着物の仕立てと仕立て直し伊藤和裁

仕立て直し

着丈が短い着物を胴継ぎで丈出し


『胴継ぎ』という丈出し方法で身長差のある着物を仕立て直しして着れる様にしました。
着丈の短い着用出来ない着物を自分サイズにして着こなす。(例えば、気に入ったアンティーク着物の着丈が短くても着れる様に出来ます!)今回のご依頼は「身内の方から譲り受けた着丈の短い絽小紋着物を自分サイズにして着用したい。」です。

涼やかに身に添う素敵な絽小紋着物です。ハッキリとした赤・紫・緑・などの色合いで描かれた柳の枝々と真っ白な雪の色を思わせる地色。冷たい雪風に柳の枝々が靡(ナビ)いている様で見ている者も涼しく思わせてくれます。如何にも涼しげなコントラストは 染めのみで表現され、巧みに着物全体に調和して、清々しい印象を与えています。着物姿は日本人を最も美しく表現し、見る人をも心豊かにしてくれます。

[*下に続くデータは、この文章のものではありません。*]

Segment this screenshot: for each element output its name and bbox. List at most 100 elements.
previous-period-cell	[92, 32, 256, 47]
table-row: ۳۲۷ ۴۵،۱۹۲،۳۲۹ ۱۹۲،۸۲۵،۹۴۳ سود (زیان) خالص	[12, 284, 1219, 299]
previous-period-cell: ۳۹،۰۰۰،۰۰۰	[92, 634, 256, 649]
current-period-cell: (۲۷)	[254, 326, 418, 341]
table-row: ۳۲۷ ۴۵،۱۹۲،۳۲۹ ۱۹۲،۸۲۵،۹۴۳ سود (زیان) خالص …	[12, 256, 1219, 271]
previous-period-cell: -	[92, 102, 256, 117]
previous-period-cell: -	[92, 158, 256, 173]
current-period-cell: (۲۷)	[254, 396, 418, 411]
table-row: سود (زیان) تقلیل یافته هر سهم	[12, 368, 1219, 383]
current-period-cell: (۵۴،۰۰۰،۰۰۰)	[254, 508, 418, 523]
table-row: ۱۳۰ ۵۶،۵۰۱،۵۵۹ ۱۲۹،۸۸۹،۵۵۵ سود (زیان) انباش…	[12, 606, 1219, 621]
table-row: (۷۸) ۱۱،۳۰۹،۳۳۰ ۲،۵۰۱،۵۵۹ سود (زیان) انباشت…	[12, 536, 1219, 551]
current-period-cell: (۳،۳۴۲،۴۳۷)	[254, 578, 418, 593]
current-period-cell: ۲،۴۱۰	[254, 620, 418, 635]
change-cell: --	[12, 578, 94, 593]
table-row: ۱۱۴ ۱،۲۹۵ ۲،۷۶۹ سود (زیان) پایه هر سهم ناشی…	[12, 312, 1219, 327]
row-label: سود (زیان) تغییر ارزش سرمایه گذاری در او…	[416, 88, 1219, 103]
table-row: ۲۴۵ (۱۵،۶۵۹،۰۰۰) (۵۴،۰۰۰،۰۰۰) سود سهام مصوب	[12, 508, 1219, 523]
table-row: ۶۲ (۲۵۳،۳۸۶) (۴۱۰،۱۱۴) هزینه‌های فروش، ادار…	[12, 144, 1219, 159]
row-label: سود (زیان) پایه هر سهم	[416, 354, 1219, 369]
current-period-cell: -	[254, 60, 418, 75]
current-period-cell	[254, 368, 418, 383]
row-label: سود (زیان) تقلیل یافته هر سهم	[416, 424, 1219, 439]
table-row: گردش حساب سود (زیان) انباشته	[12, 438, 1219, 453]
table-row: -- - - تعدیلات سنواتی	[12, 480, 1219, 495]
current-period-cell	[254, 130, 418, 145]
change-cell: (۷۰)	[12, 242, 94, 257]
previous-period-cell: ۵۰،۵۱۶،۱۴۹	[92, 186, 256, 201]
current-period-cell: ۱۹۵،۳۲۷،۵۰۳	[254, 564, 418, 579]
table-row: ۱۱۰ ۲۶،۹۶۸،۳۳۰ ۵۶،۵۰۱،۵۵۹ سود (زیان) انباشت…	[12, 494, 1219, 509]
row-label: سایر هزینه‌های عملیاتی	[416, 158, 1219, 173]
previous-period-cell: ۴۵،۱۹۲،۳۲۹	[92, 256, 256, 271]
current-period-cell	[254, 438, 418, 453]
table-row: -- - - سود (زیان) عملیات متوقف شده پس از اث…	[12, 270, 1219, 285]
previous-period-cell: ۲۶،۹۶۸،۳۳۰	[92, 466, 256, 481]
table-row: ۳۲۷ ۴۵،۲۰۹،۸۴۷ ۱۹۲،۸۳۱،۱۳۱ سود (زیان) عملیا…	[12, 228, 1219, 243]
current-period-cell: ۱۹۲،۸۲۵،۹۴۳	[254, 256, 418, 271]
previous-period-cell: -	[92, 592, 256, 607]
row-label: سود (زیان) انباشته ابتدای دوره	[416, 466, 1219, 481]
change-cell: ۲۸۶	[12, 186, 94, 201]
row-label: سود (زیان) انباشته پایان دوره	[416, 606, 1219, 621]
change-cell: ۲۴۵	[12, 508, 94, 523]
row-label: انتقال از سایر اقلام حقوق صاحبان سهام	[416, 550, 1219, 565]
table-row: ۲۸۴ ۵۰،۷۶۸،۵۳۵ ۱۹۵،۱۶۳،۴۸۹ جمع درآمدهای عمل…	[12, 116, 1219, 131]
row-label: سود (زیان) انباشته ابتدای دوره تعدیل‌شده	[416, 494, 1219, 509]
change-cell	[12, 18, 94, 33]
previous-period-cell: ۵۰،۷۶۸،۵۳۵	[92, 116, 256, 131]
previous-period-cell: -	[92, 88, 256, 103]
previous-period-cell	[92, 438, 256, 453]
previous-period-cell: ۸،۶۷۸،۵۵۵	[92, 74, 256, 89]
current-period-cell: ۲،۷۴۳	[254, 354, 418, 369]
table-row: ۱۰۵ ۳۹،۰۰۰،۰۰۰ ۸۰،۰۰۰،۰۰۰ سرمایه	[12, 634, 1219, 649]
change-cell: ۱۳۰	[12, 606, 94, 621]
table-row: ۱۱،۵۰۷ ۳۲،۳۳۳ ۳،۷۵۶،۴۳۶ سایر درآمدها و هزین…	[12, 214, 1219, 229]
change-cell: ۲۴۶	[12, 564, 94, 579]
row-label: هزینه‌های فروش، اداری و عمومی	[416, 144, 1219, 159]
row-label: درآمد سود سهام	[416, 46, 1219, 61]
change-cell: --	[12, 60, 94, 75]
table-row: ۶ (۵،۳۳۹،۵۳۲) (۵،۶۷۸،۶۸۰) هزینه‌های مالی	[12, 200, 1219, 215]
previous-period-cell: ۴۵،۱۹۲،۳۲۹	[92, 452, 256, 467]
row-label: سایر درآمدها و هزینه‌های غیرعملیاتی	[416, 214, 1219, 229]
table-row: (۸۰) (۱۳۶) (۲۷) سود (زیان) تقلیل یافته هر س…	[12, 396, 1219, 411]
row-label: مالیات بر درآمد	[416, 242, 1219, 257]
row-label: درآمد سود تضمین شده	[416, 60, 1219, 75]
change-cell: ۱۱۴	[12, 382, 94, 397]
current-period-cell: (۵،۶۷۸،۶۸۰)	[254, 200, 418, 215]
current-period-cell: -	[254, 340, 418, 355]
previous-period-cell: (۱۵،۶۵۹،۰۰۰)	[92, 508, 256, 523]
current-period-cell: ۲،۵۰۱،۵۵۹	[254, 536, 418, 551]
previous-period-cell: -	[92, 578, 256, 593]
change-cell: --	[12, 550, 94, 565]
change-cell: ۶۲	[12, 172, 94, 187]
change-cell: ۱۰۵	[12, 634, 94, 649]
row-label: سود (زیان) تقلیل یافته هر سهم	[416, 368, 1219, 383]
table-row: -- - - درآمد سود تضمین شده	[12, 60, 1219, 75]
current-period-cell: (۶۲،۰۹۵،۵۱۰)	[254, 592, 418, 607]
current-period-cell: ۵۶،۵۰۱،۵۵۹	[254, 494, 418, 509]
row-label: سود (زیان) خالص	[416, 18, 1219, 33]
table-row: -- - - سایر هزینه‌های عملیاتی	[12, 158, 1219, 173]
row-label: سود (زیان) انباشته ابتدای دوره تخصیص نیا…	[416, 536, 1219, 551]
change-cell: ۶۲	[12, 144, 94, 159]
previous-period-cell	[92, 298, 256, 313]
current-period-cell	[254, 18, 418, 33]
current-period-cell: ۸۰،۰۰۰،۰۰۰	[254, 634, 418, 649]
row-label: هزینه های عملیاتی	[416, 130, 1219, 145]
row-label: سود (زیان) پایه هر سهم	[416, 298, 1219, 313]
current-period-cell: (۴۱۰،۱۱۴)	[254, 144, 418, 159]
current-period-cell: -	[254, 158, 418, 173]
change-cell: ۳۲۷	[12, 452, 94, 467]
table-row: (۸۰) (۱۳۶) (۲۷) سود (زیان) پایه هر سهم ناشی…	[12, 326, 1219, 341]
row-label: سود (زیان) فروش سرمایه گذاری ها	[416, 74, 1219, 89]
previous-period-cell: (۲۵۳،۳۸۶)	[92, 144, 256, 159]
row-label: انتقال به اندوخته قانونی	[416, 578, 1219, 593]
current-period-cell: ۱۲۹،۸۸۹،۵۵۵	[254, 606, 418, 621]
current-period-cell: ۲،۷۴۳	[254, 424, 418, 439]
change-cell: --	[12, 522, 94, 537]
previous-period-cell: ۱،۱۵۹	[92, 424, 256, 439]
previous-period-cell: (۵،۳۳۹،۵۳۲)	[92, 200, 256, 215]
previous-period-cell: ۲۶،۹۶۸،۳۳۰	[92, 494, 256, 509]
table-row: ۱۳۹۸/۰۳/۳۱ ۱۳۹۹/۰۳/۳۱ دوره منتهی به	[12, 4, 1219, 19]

仕立てについてですが、この譲り受けた着物の着丈は四尺二寸。これをお客様サイズの四尺八寸に直します。センチでいいますと、15センチの着丈差があります。着物の衿下寸法より二~三寸上の身頃・衽を裁断し、お端折りの裏側になる部分で四寸くらいの布を足し継ぎました。足し布をする場合、共布を使うのですが、今回は余った共布も無く、薄い色の別布を使いました。帯をするので、この足し布した部分は帯が隠してくれます。胴継ぎという丈出し方法で着丈の短い着物を蘇らせました。